Il a également été démontré que de nombreuses protéines autres que les histones sont méthylées in vivo. Ces méthylations peuvent être portées par des résidus lysine et arginine internes à la séquence protéique mais ces modifications post-traductionnelles peuvent également intervenir au niveau des extrémités N et C-terminales des protéines. Même si le nombre de protéines méthylées est très important, à ce jour, le rôle de ces méthylations reste encore mal connu. Des études menées sur différentes protéines semblent tout de même indiquer que les méthylations protéiques touchent un grand nombre de fonctions au sein de la cellule. Ainsi, il semble que ces modifications interviennent lors de la transduction de signaux, de la prolifération cellulaire, de la synthèse de myéline (Paik et al, 2007). Il apparaît également que les protéines de choc thermique sont méthylées en situation de stress, que la méthylation des cytochromes c augmente leur stabilité in vivo. Les interactions protéine / protéine, ARN / protéine et protéine / membrane lipidique sont également influencées par les méthylations protéiques (Grillo et Colombatto, 2005).
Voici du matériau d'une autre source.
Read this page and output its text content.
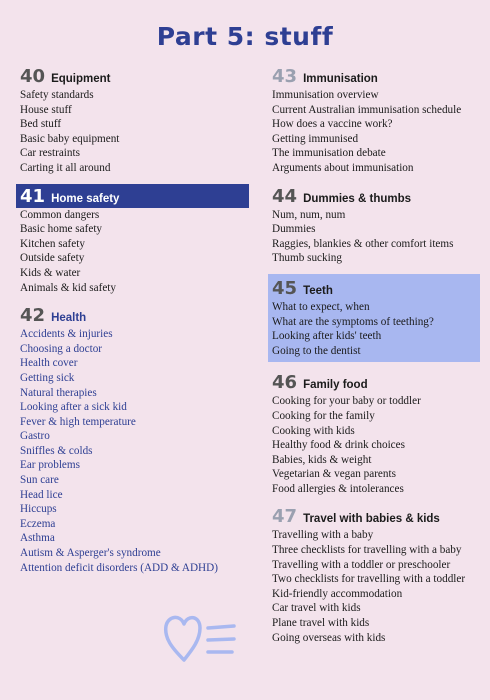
Part 5: stuff
40 Equipment
Safety standards
House stuff
Bed stuff
Basic baby equipment
Car restraints
Carting it all around
41 Home safety
Common dangers
Basic home safety
Kitchen safety
Outside safety
Kids & water
Animals & kid safety
42 Health
Accidents & injuries
Choosing a doctor
Health cover
Getting sick
Natural therapies
Looking after a sick kid
Fever & high temperature
Gastro
Sniffles & colds
Ear problems
Sun care
Head lice
Hiccups
Eczema
Asthma
Autism & Asperger's syndrome
Attention deficit disorders (ADD & ADHD)
43 Immunisation
Immunisation overview
Current Australian immunisation schedule
How does a vaccine work?
Getting immunised
The immunisation debate
Arguments about immunisation
44 Dummies & thumbs
Num, num, num
Dummies
Raggies, blankies & other comfort items
Thumb sucking
45 Teeth
What to expect, when
What are the symptoms of teething?
Looking after kids' teeth
Going to the dentist
46 Family food
Cooking for your baby or toddler
Cooking for the family
Cooking with kids
Healthy food & drink choices
Babies, kids & weight
Vegetarian & vegan parents
Food allergies & intolerances
47 Travel with babies & kids
Travelling with a baby
Three checklists for travelling with a baby
Travelling with a toddler or preschooler
Two checklists for travelling with a toddler
Kid-friendly accommodation
Car travel with kids
Plane travel with kids
Going overseas with kids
Le métabolisme lipidique est lui aussi très largement concerné par les méthylations SAM- dépendantes. En effet, la phosphatidylcholine, qui est le phospholipide majeur des membranes biologiques, est synthétisé à partir de phophatidyléthanolamine par 3 réactions successives de méthylations (Vance et al, 1998).

D’autres réactions de méthylation sont spécifiquement présentes chez les plantes. Par exemple des réactions de méthylation sont nécessaires pour la formation de certains pigments photosynthétiques, comme les chlorophylles (Block et al, 2002), pour la synthèse de certains

constituants de la paroi comme les pectines (Goubet et al, 1998) et les lignines (Zhong et al, 1998). La biosynthèse des tocophérols (vitamine E) et des plastoquinones fait également intervenir des méthyltransférases SAM-dépendantes (Cheng et al, 2003).

Dans la plupart des situations physiologiques, le 5-CH3-THF est le dérivé de THF le plus

abondant au sein de la cellule, ce qui suggère que la demande en unités CH3 est très importante et

que les réactions de méthylations représentent le flux principal d’unités C1. A titre d’exemple, des expériences d’incorporation de méthionine radioactive chez Lemna montrent que seulement 19 % de la méthionine marquée se retrouve dans les protéines (Mudd et Datko, 1986). En revanche 75 % de la méthionine marquée est utilisée dans les réactions de transméthylation. Les méthylations lors de la synthèse des dérivés de l’éthanolamine, choline, phosphocholine et phosphatidylcholine, représentent 46 % de ces réactions, les méthylations des pectines 18 %, les méthylations de la chlorophylle 8 %, les méthylations des acides nucléiques 2 à 5 % et les réactions de méthylation des acides aminés 2 %.

Le nombre et la diversité des réactions de méthylations SAM-dépendantes au sein de la cellule expliquent que le génome d’Arabidopsis présente plus de 100 gènes codants pour des méthyltransférases.

c- La S-adénosylhomocystéine hydrolase.

La SAH produite au cours des réactions de méthylation est un inhibiteur compétitif des méthyltransférases SAM-dépendantes et doit donc être éliminée rapidement. Cette élimination est assurée par la S-adénosylhomocystéine hydrolase (SAHH) (Figure 17, étape 6) qui catalyse l’hydrolyse de la SAH en Hcy et adénosine. In vivo et dans des conditions physiologiques, l’équilibre thermodynamique de la réaction catalysée par la SAHH va majoritairement dans le sens de la synthèse d’Hcy (Pereira et al, 2007). Chez Arabidopsis, deux gènes codent pour des SAHH qui ne possèdent pas de séquence d’adressage identifiable et sont donc vraisemblablement localisées dans le cytosol.

d- Les méthionine synthases cytosoliques.

La MS intervient pour clore le cycle des méthyles en assurant une synthèse de méthionine à partir de l'Hcy régénérée dans le cytosol (Figure 17, étape 3). L'enzyme qui intervient dans le cycle des méthyles est différente de celle qui participe à la synthèse de novo de la méthionine puisqu'elle est située dans le cytosol. La MS cytosolique, dont il existe deux isoformes chez

Arabidopsis, possède une activité cobalamine-indépendante qui fonctionne exclusivement avec

les formes polyglutamates du 5-CH3-THF (Ravanel et al, 2004).